Luego los conocí en el 76, al poco de morir “Paquito”, cuando vinieron a España. Estábamos en el Princesa Sofía. Yo estaba en el bar tomándome algo, y en la barra estaban Keith Richards y Anita Pallenberg, su mujer. En aquella época no pasaba lo de ahora, cien guardaespaldas y todo eso. Total, que se me acerca Anita, que tenía como un radar, y me dice: ¿Tú tienes coca? Digo que sí y ella me urge a ir con ellos. Nos fuimos Anita, Keith y yo hacia la zona de ascensores. Cuando llegamos a la puerta del ascensor les dije: “Mira, coged la papela, porque no tenéis por qué aguantarme”. Se ve que esto los dejó un poco impresionados. A raíz de aquí fue inmediato el buen rollo con Anita y con Keith. A tal punto que cuando se acabó el concierto de Barcelona, que fue fatal y que perdí un montón de dinero de aquella época, me fui de gira con la tribu Richards, o sea, él, Anita, el hijo del pintor Balthus y los hijos de Keith. Desde entonces he mantenido un buen rollo con Richards que he mantenido hasta hoy. Siempre que nos vemos nos abrazamos. Richards es un tío muy gracioso, muy chistoso, y es cálido. Es mucho más agradable que Jagger hablando. En una frase te suelta unos dardos bestiales, tiene mucha punta lo que dice. De aquella época debemos quedar cuatro.
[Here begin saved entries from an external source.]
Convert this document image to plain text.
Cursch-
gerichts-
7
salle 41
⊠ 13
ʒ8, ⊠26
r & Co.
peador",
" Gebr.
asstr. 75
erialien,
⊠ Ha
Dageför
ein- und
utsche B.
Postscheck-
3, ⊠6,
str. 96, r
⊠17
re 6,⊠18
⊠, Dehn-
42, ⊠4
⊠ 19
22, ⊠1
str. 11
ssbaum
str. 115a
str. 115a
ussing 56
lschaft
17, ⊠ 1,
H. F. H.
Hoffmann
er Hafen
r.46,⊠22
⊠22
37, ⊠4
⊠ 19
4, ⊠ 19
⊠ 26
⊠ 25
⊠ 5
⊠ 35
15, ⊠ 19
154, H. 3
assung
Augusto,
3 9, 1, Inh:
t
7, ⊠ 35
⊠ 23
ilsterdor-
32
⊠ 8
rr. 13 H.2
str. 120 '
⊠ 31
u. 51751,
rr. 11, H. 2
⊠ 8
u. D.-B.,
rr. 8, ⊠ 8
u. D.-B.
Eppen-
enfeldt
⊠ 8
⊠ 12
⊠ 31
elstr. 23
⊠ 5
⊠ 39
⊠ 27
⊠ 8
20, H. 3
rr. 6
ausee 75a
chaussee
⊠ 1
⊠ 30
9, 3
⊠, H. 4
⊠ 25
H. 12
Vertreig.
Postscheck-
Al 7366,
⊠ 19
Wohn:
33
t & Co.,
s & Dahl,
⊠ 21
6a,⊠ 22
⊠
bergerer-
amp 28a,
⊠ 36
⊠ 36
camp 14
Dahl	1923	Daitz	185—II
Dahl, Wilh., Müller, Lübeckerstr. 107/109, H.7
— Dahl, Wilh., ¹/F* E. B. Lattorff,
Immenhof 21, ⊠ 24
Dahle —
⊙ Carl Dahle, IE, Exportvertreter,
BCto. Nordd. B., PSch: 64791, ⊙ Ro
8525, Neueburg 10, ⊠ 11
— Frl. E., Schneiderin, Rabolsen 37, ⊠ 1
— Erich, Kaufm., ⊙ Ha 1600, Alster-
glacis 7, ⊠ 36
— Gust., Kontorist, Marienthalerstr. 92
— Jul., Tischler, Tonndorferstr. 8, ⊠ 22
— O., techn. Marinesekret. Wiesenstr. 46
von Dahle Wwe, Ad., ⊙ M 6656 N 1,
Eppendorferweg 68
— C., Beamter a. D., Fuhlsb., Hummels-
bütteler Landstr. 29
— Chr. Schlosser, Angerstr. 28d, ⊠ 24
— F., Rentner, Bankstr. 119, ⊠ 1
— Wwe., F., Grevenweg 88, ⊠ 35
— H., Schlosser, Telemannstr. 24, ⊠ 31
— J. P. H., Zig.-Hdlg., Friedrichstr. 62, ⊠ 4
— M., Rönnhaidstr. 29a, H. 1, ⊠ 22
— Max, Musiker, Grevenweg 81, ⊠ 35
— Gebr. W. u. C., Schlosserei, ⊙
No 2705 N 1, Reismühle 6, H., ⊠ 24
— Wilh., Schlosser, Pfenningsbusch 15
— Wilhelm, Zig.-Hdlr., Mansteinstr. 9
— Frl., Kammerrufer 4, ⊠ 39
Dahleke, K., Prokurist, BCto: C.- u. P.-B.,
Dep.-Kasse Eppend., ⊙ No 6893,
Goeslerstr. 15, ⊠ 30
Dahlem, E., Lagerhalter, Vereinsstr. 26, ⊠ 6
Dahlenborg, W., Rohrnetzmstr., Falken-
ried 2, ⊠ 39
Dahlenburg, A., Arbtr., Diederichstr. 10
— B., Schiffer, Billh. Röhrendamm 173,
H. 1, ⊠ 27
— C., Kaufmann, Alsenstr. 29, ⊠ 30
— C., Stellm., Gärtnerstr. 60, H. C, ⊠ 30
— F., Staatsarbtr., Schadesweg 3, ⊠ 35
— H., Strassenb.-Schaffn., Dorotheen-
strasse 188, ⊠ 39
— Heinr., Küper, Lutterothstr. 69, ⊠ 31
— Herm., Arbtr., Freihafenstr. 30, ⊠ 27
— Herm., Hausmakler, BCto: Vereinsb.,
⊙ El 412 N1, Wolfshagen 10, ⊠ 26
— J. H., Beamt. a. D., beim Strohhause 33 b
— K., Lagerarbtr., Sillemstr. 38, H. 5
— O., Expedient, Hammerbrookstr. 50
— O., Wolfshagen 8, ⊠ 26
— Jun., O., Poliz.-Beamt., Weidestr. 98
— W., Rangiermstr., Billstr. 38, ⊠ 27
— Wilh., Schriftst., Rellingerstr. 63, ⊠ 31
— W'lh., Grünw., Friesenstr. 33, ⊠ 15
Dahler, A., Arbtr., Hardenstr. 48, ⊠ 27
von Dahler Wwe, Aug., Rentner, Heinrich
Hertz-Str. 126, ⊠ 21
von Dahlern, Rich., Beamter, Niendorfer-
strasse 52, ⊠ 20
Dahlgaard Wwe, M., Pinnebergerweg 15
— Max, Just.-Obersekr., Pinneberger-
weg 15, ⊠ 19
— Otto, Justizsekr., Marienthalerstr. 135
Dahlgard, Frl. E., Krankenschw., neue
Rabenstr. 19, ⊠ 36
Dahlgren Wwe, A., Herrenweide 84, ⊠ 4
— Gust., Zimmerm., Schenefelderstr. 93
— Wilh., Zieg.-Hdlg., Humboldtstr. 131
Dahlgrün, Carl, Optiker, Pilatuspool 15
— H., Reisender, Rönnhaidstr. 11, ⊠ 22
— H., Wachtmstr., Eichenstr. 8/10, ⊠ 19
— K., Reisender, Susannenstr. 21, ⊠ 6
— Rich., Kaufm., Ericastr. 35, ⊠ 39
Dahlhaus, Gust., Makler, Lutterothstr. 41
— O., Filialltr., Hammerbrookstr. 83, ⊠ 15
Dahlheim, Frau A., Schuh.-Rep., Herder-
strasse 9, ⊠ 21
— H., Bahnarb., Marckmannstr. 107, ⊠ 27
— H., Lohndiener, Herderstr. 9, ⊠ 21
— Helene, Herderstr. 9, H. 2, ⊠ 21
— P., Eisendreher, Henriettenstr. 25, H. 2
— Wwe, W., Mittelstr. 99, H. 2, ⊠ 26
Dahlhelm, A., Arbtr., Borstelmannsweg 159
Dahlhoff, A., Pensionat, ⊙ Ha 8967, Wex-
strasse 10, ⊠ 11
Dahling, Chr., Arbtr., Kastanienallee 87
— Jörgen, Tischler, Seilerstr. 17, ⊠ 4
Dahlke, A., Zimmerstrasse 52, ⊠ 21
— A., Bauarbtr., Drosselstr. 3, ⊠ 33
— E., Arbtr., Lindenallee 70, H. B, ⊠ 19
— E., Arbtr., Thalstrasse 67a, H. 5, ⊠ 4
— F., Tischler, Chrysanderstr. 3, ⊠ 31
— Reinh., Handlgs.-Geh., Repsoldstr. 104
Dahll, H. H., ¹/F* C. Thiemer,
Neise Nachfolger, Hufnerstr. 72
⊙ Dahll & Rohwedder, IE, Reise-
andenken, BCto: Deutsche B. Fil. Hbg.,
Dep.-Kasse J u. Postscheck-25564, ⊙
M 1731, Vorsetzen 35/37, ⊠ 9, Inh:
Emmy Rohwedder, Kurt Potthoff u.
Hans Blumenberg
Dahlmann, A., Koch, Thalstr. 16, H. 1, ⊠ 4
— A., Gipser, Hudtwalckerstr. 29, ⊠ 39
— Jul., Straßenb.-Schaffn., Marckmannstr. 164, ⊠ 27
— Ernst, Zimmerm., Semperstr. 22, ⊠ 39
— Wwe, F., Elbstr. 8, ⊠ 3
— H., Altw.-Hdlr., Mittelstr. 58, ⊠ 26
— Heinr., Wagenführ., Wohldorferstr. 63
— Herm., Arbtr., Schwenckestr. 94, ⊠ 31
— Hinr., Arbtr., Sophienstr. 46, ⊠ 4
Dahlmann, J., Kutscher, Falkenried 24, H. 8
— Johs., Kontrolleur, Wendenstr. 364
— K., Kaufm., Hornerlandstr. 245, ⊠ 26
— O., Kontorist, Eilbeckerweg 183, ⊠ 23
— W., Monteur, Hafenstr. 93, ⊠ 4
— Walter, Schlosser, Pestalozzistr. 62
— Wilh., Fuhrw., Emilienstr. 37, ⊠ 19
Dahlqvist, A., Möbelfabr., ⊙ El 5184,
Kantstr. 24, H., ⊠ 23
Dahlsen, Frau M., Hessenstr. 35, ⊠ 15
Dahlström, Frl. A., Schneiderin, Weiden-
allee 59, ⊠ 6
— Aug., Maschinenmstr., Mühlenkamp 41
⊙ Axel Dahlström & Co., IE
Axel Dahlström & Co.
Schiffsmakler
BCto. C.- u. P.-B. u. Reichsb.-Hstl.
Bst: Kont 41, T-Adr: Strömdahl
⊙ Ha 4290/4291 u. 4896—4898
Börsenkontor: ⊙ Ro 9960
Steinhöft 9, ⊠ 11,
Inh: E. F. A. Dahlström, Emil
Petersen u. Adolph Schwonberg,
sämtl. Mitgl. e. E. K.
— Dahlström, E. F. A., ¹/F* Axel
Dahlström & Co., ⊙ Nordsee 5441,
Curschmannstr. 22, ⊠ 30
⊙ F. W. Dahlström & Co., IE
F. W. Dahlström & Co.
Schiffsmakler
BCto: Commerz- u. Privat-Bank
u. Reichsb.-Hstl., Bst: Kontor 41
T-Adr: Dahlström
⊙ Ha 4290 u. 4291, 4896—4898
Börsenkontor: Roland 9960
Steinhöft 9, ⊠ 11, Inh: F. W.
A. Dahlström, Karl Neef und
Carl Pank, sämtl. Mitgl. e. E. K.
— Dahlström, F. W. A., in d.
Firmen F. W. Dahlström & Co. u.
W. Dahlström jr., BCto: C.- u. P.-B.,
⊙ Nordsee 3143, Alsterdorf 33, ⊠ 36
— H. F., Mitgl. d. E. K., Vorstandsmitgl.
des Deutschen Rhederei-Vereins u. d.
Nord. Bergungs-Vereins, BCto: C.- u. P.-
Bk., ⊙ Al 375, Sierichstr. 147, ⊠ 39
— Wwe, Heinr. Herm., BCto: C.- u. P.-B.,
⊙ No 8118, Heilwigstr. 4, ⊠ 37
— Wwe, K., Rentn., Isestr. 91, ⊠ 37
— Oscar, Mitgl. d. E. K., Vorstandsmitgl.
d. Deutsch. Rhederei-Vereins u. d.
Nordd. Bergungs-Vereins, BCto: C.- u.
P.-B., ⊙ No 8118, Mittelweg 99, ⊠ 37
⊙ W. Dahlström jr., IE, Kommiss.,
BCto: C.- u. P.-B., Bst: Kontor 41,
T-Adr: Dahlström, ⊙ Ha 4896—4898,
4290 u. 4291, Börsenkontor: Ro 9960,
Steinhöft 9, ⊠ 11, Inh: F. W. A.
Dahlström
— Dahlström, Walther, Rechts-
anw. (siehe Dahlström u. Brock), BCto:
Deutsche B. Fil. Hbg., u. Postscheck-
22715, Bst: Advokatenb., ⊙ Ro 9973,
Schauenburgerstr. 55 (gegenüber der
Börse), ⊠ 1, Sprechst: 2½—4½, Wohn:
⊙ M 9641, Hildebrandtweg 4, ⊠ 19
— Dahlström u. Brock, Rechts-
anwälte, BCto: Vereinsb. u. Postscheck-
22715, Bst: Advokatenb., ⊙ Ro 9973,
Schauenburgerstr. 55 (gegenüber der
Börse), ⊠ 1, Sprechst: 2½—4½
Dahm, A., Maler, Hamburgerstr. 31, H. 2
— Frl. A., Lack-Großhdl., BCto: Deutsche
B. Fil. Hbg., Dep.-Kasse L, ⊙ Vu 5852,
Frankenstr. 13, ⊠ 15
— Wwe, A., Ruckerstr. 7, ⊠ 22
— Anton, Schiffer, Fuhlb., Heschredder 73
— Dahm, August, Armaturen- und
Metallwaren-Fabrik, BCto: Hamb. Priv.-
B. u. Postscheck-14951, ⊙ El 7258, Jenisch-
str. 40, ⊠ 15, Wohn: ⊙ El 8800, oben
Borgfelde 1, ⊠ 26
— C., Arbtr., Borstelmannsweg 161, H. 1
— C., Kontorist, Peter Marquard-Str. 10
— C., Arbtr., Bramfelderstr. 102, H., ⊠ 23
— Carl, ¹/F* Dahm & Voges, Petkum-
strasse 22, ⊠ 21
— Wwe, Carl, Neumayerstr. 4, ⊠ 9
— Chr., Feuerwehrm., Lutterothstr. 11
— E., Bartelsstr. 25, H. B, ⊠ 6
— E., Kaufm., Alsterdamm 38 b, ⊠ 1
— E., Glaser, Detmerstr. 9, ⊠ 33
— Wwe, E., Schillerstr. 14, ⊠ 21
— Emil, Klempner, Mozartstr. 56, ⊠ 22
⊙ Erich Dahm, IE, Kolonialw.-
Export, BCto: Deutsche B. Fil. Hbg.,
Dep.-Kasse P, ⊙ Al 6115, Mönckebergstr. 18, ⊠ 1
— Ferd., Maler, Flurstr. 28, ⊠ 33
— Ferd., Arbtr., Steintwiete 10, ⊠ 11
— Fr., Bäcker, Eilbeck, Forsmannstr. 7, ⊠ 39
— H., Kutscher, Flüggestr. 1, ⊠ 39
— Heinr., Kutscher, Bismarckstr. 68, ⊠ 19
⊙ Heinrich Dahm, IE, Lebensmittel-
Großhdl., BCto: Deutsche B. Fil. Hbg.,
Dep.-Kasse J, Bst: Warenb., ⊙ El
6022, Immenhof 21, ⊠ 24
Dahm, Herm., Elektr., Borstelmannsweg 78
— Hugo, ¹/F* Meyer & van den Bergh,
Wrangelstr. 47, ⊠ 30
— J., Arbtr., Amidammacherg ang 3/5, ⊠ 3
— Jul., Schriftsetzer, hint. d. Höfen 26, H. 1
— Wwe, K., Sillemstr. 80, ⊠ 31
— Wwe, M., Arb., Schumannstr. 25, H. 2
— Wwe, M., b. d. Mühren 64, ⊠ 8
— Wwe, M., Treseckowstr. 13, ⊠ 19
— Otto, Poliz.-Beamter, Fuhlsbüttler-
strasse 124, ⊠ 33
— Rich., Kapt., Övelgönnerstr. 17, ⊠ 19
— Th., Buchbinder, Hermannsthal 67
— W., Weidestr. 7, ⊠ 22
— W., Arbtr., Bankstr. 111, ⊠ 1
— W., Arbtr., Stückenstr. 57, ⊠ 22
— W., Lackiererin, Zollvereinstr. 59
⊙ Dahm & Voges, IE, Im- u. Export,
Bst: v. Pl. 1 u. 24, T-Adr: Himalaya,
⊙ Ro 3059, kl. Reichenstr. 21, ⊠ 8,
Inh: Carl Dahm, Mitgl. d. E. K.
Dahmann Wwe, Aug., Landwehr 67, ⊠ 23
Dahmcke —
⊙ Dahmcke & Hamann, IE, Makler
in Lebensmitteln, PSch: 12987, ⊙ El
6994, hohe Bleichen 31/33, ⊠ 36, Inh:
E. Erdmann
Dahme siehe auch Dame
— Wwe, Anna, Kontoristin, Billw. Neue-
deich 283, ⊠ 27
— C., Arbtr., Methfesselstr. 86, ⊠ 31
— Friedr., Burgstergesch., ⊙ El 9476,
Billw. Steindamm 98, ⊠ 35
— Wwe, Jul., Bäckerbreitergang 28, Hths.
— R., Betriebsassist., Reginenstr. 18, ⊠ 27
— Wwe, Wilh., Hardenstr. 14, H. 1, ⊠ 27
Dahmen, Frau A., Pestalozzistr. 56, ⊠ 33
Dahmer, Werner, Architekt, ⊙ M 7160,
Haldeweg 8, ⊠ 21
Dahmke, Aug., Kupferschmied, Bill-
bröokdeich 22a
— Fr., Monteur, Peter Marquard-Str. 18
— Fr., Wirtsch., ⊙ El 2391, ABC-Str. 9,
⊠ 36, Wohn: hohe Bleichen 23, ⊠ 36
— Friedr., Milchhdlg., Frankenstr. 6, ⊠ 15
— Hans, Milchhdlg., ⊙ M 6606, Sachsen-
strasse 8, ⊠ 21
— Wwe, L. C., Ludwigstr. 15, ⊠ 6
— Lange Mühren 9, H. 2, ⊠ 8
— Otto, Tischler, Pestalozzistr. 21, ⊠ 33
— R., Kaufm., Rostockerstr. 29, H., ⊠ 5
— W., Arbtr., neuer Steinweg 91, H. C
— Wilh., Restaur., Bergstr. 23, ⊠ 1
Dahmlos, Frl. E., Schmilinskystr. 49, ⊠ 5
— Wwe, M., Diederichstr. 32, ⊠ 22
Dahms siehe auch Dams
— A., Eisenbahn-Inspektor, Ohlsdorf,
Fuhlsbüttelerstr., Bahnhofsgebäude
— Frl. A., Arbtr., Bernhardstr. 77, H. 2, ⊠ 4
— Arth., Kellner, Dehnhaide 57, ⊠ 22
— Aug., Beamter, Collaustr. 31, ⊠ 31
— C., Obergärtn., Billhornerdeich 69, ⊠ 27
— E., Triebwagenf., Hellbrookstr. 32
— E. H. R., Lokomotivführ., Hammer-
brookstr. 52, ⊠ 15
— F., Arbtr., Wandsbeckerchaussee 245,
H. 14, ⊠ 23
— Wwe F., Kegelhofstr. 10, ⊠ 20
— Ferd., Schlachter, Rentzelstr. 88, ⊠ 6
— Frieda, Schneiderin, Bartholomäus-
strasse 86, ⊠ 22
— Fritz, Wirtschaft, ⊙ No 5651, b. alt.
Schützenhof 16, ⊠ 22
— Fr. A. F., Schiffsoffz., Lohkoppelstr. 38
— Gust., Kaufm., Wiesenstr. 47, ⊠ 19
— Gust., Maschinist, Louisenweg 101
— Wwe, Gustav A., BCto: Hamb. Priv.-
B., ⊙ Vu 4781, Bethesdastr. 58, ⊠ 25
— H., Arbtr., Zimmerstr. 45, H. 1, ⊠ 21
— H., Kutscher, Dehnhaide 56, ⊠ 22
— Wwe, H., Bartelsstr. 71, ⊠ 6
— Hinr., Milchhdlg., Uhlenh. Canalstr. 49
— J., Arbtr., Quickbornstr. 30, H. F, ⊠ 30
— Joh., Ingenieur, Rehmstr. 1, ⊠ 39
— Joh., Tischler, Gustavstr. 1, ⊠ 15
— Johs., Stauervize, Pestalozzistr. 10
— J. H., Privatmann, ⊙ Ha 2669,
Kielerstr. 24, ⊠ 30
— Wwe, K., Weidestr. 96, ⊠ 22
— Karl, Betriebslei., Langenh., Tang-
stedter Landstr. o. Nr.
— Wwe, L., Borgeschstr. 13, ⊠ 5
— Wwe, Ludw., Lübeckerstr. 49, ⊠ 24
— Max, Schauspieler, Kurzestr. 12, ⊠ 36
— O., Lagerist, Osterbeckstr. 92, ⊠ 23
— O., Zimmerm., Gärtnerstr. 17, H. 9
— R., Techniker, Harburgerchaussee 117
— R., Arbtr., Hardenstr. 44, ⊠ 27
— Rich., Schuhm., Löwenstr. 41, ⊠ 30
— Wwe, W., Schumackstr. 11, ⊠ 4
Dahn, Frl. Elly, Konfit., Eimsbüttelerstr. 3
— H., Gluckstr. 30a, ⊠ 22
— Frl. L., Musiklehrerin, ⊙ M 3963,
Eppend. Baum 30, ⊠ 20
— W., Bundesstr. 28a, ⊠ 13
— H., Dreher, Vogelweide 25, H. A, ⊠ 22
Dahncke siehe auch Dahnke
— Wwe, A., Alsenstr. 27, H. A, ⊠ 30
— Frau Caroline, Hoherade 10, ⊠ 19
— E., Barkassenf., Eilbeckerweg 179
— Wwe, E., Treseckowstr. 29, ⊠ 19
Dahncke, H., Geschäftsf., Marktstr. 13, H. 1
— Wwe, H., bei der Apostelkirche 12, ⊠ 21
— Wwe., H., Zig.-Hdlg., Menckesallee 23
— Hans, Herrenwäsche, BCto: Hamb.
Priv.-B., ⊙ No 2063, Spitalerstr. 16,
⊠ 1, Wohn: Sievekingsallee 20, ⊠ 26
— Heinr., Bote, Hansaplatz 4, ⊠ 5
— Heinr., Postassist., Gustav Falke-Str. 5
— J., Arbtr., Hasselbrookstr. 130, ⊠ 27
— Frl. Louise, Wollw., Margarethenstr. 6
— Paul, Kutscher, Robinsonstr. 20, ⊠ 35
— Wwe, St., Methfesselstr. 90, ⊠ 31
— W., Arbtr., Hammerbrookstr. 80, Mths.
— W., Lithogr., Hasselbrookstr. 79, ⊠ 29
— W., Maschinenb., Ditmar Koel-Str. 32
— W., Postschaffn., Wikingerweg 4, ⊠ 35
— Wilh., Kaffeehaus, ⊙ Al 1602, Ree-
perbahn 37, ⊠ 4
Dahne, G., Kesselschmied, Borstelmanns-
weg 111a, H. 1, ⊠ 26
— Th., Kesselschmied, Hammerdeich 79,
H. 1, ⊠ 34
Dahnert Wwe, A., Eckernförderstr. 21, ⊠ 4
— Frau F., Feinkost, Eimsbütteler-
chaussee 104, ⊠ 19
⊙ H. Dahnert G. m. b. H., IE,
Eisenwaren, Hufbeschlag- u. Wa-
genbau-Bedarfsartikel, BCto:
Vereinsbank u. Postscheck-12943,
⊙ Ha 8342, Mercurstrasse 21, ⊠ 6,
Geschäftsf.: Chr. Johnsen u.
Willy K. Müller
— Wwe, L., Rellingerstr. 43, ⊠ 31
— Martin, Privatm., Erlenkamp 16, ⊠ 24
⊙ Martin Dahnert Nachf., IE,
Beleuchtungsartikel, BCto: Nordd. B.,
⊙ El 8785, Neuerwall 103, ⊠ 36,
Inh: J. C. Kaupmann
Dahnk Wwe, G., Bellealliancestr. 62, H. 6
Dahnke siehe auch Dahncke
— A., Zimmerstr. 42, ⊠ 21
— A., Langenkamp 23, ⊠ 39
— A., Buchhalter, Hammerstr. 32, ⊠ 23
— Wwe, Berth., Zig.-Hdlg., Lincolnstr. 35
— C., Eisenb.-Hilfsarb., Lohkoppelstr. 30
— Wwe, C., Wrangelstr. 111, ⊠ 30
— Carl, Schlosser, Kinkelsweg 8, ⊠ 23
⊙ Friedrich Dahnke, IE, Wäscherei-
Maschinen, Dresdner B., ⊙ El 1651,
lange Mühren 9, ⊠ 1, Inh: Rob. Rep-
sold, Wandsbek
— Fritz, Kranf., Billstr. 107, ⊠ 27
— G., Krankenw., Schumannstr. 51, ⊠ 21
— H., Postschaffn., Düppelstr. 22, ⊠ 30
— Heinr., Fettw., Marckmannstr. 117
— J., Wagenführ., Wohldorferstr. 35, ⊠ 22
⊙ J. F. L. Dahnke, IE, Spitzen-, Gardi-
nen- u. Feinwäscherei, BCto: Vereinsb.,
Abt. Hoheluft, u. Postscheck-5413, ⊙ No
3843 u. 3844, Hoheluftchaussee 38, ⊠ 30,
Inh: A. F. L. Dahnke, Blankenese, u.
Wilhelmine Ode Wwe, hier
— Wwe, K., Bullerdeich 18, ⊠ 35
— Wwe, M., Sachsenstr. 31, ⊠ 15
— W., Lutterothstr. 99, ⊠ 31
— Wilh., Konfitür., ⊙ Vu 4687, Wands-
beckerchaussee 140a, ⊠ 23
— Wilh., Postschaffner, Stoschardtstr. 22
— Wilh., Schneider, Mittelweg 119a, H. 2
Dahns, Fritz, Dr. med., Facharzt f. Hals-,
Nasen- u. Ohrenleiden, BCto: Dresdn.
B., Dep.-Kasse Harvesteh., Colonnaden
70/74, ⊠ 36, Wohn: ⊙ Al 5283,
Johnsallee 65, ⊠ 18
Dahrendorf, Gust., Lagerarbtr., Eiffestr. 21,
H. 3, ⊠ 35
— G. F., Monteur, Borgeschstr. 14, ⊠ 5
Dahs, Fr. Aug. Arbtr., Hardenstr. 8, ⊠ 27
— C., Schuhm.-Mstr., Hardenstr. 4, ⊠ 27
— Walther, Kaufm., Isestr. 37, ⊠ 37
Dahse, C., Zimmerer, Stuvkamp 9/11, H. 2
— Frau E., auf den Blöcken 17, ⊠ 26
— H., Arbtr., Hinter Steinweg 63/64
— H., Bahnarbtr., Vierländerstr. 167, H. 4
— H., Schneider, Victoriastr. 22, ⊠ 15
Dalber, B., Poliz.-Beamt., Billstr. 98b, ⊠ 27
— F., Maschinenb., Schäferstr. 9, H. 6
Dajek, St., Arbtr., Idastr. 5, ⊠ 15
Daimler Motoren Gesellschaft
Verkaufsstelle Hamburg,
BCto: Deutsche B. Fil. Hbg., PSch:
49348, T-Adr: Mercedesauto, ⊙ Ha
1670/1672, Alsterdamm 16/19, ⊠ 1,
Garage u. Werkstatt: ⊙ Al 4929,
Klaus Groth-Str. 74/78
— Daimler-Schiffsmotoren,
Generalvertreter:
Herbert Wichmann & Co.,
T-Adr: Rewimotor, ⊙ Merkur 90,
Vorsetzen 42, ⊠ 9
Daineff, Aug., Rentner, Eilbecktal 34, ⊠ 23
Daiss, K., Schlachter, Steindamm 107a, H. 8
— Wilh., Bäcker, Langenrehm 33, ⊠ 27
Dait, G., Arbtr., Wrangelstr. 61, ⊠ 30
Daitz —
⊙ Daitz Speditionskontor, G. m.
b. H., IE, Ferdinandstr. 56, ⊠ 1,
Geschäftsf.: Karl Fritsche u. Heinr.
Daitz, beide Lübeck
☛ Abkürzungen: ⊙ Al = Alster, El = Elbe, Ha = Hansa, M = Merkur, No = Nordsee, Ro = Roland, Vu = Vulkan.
-¿Son hoy menos accesibles los Stones que cuando tú los conociste?
-En aquella época eran cuatro tipos vivos. Ahora la cosa es diferente. El otro día estaba hablando con un amigo mío, que se ha quedado con los conciertos de Suecia, Noruega, Dinamarca y Finlandia. Un capo de la música. Le dije si no pensaba tratar con los Stones para llevarlos de gira. Me dijo que ni les conocía. Lo que pasa ahora con los Stones es que hay un circulo y dentro otro círculo, y otro más... y en medio de todo hay un círculo en miniatura en el que están ellos. Ahí ya no se acerca nadie, y no es por ellos, sino por la prevención de los que les rodean. Siempre suele ser así al final. Están más broncas los que rodean a los artistas que ellos mismos.
-¿Crees que han perdido pie con la realidad?
-Los demás no sé, Jagger ciertamente no. Es un tío que se mueve mucho. Se coge al guardaespaldas y se va a un partido de fútbol, de cricket o a donde haga falta. Es una especie de maníaco de saber qué es lo que pasa. Keith va más a su bola. Sabe lo que le interesa y lo que no, y no se come el coco. Como es más camaleónico, a Jagger le interesa estar más al día.
-¿Es cierto que Jagger es un negociante?
-Hay que entender una cosa. Los Stones tuvieron aquel manager nefasto, Allen Klein, que les timó brutalmente. Se quedó con los derechos de las canciones de toda la primera época de los stones. Cuando tocan “Satisfaction” quien cobra la pasta de derechos es Klein. Pasaron de un pavo como este a una fase de independencia, que coincidió con la época de cuelgue total de Keith. Alguien tenía que hacerse cargo de las finanzas del grupo, y ese fue Jagger. Como en todos los grupos, siempre hay uno que se encarga de la parte pesada, que son los números, y otro que se ocupa más de la música. Así es como funcionan Jagger y Richards. Jagger es un tío que está muy al tanto y sabe qué se hace y todo lo que pasa. Es una obsesión creada por la necesidad ante el espantoso timo que sufrieron, porque manda huevos que se hayan quedado con los derechos de todas las canciones de su primera época: “Jumpin’ Jack Flash”, “Street Fightin’ Man”, “Satisfaction”, “Simpaty for the devil”, etc. Es un robo a mano armada. Ante esto se entiende que Jagger haya dicho: “Nunca más”. Como es un tío que estudió económicas -tampoco mucho tiempo, porque a los 19 ya era un cantante famoso- tiene aptitudes. Cuando la gente dice que Jagger controla todo, los presupuestos hasta la última peseta, se olvidan del por qué. Francamente, si no lo hiciera sería un imbécil.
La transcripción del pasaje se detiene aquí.